The Ninth Circuit held that the district court did not err in confirming the emotional distress award, because the record sufficiently established that the Debtor suffered emotional harm from the collection calls to her place of employment. 

Similarly, the Ninth Circuit held that the bankruptcy court applied the correct legal standard in awarding punitive damages, and supported its award with findings that Creditor failed to provide policies and procedures or employee training regarding debt collection following a bankruptcy filing.

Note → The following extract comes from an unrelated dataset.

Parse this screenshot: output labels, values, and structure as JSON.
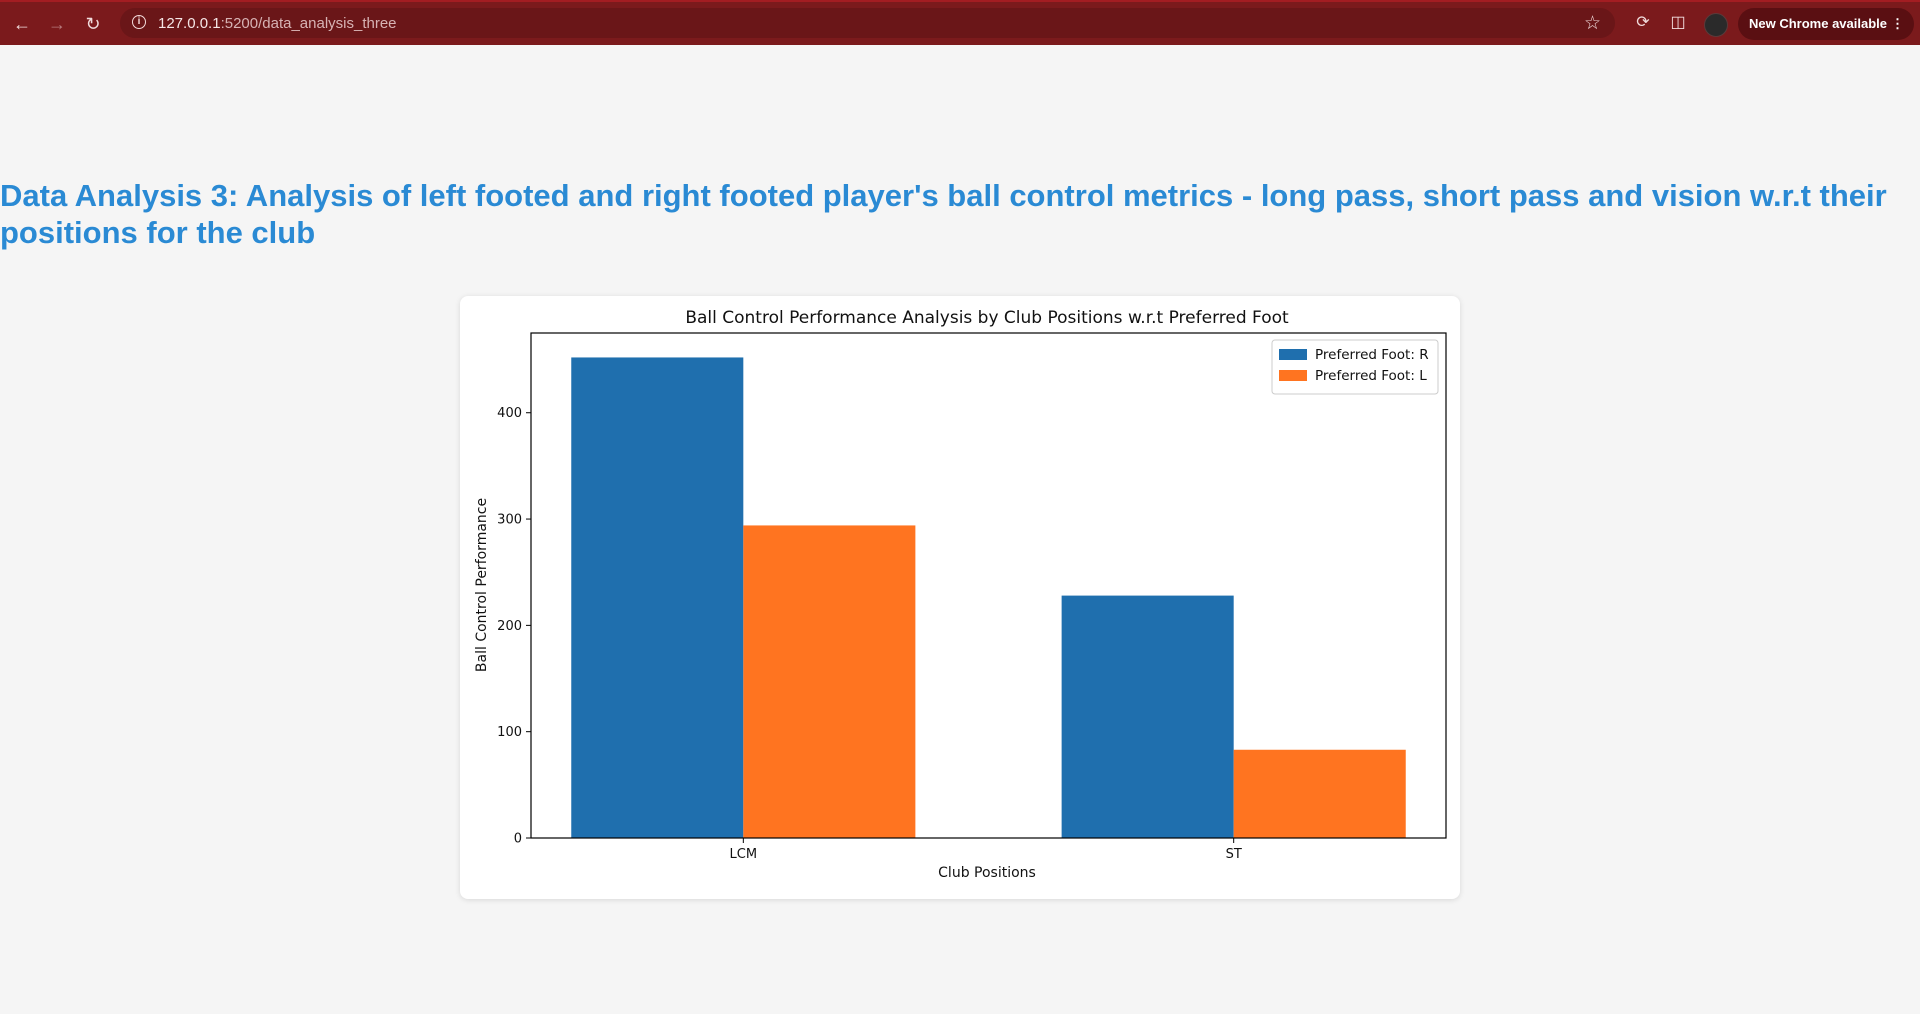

Next, the Court turned to the issue of attorneys’ fees.  In Sternberg v. Johnston, the Ninth Circuit established a brightline rule that attorneys’ fees incurred in an attempt to collect damages are not recoverable once the stay violation ended.  Sternberg v. Johnston, 595 F.3d 937, 948 (9th Cir. 2010).  The issue before the Court is whether the Creditor’s settlement offer had terminated the stay violation. 

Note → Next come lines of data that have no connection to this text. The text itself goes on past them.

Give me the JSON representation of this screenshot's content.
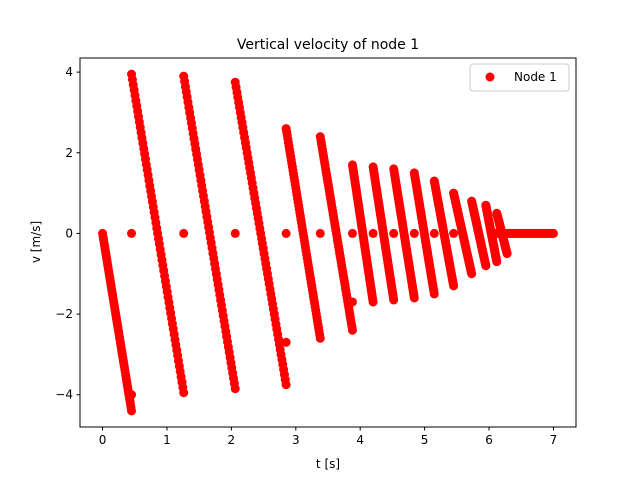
{
  "chart_data": {
    "type": "scatter",
    "title": "Vertical velocity of node 1",
    "xlabel": "t [s]",
    "ylabel": "v [m/s]",
    "xlim": [
      -0.35,
      7.35
    ],
    "ylim": [
      -4.8,
      4.35
    ],
    "xticks": [
      0,
      1,
      2,
      3,
      4,
      5,
      6,
      7
    ],
    "yticks": [
      -4,
      -2,
      0,
      2,
      4
    ],
    "grid": false,
    "legend_position": "top-right",
    "marker_color": "#ff0000",
    "series": [
      {
        "name": "Node 1",
        "color": "#ff0000",
        "marker": "circle",
        "streaks": [
          {
            "t_start": 0.0,
            "v_start": 0.0,
            "t_end": 0.45,
            "v_end": -4.4
          },
          {
            "t_start": 0.45,
            "v_start": 3.95,
            "t_end": 1.26,
            "v_end": -3.95
          },
          {
            "t_start": 1.26,
            "v_start": 3.9,
            "t_end": 2.06,
            "v_end": -3.85
          },
          {
            "t_start": 2.06,
            "v_start": 3.75,
            "t_end": 2.85,
            "v_end": -3.75
          },
          {
            "t_start": 2.85,
            "v_start": 2.6,
            "t_end": 3.38,
            "v_end": -2.6
          },
          {
            "t_start": 3.38,
            "v_start": 2.4,
            "t_end": 3.88,
            "v_end": -2.4
          },
          {
            "t_start": 3.88,
            "v_start": 1.7,
            "t_end": 4.2,
            "v_end": -1.7
          },
          {
            "t_start": 4.2,
            "v_start": 1.65,
            "t_end": 4.52,
            "v_end": -1.65
          },
          {
            "t_start": 4.52,
            "v_start": 1.6,
            "t_end": 4.84,
            "v_end": -1.6
          },
          {
            "t_start": 4.84,
            "v_start": 1.5,
            "t_end": 5.15,
            "v_end": -1.5
          },
          {
            "t_start": 5.15,
            "v_start": 1.3,
            "t_end": 5.45,
            "v_end": -1.3
          },
          {
            "t_start": 5.45,
            "v_start": 1.0,
            "t_end": 5.73,
            "v_end": -1.0
          },
          {
            "t_start": 5.73,
            "v_start": 0.8,
            "t_end": 5.95,
            "v_end": -0.8
          },
          {
            "t_start": 5.95,
            "v_start": 0.7,
            "t_end": 6.12,
            "v_end": -0.7
          },
          {
            "t_start": 6.12,
            "v_start": 0.5,
            "t_end": 6.28,
            "v_end": -0.5
          }
        ],
        "points": [
          {
            "t": 0.45,
            "v": 0.0
          },
          {
            "t": 1.26,
            "v": 0.0
          },
          {
            "t": 2.06,
            "v": 0.0
          },
          {
            "t": 2.85,
            "v": 0.0
          },
          {
            "t": 3.38,
            "v": 0.0
          },
          {
            "t": 3.88,
            "v": 0.0
          },
          {
            "t": 4.2,
            "v": 0.0
          },
          {
            "t": 4.52,
            "v": 0.0
          },
          {
            "t": 4.84,
            "v": 0.0
          },
          {
            "t": 5.15,
            "v": 0.0
          },
          {
            "t": 5.45,
            "v": 0.0
          },
          {
            "t": 2.85,
            "v": -2.7
          },
          {
            "t": 3.88,
            "v": -1.7
          },
          {
            "t": 0.45,
            "v": -4.0
          }
        ],
        "plateau": {
          "t_start": 6.1,
          "t_end": 7.0,
          "v": 0.0
        }
      }
    ]
  }
}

In a recent decision, the Ninth Circuit permitted recovery of attorneys’ fees incurred in defending an appeal from a bankruptcy court decision finding a violation of the automatic stay.  See In re Schwartz-Tallard, No. 12-60052, 2014 WL 4251571 (9th Cir. August 29, 2014).  The debtor in Schwartz-Tallard was entitled to fees because she was forced to defend the appeal to validate the bankruptcy court’s ruling that a violation of the stay had occurred, and to preserve her right to collect the pre-remedy damages awarded by the bankruptcy court.  Id. at *3. 

Similarly, here, the Ninth Circuit found that the bankruptcy court abused its discretion when it determined that the Creditor’s settlement offer marked the end of the stay violation.  Relying on In re Abrams, 127 B.R. 239 (B.A.P. 9th Cir. 1994), the Court explained that the Creditor had an affirmative obligation to return any property it had wrongfully seized from the bankruptcy estate.  Instead of returning that property with no strings attached, the Creditor denied that it violated the stay and issued a settlement offer with implied conditions.

Put in another way, the Court explained that the Debtor had to proceed with the litigation in order to establish a violation of the automatic stay.  The fees the Debtor incurred after the settlement offer were incurred to put an end to the violation of the automatic stay.  In the Court’s own words, “[p]ermitting the violator to short-circuit the remedies available under § 362(k)(1) by making a conditional offer to return the property wrongfully seized in violation of the automatic stay would undermine the remedial scheme of § 362(k).”

Relying on In re Campion, 294 B.R. 313, 315, 318 (B.A.P. 9th Cir. 2003), where the Ninth Circuit declined to find that an automatic stay violation is remedied by a Rule 68 offer of judgment, the Court determined that the district court had erred in finding the Creditor’s settlement offer was an actual “tender.”  The Creditor did not return the property it had wrongfully seized at the time of its offer.  Thus, the Ninth Circuit concluded that the stay violation actually terminated on the date when the bankruptcy court found a violation of the automatic stay, and the Debtor was entitled to her fees up to that date.

Lastly, the Ninth Circuit upheld the bankruptcy refusal to issue a sanctions award because the record supported its finding that the Creditor’s approach to the bankruptcy litigation was not in bad faith.

Accordingly, the Ninth Circuit affirmed the order on emotional distress, punitive damages, and sanctions.  The Court reversed the order affirming the award of attorneys’ fees, and remanded for a recalculation of the fees.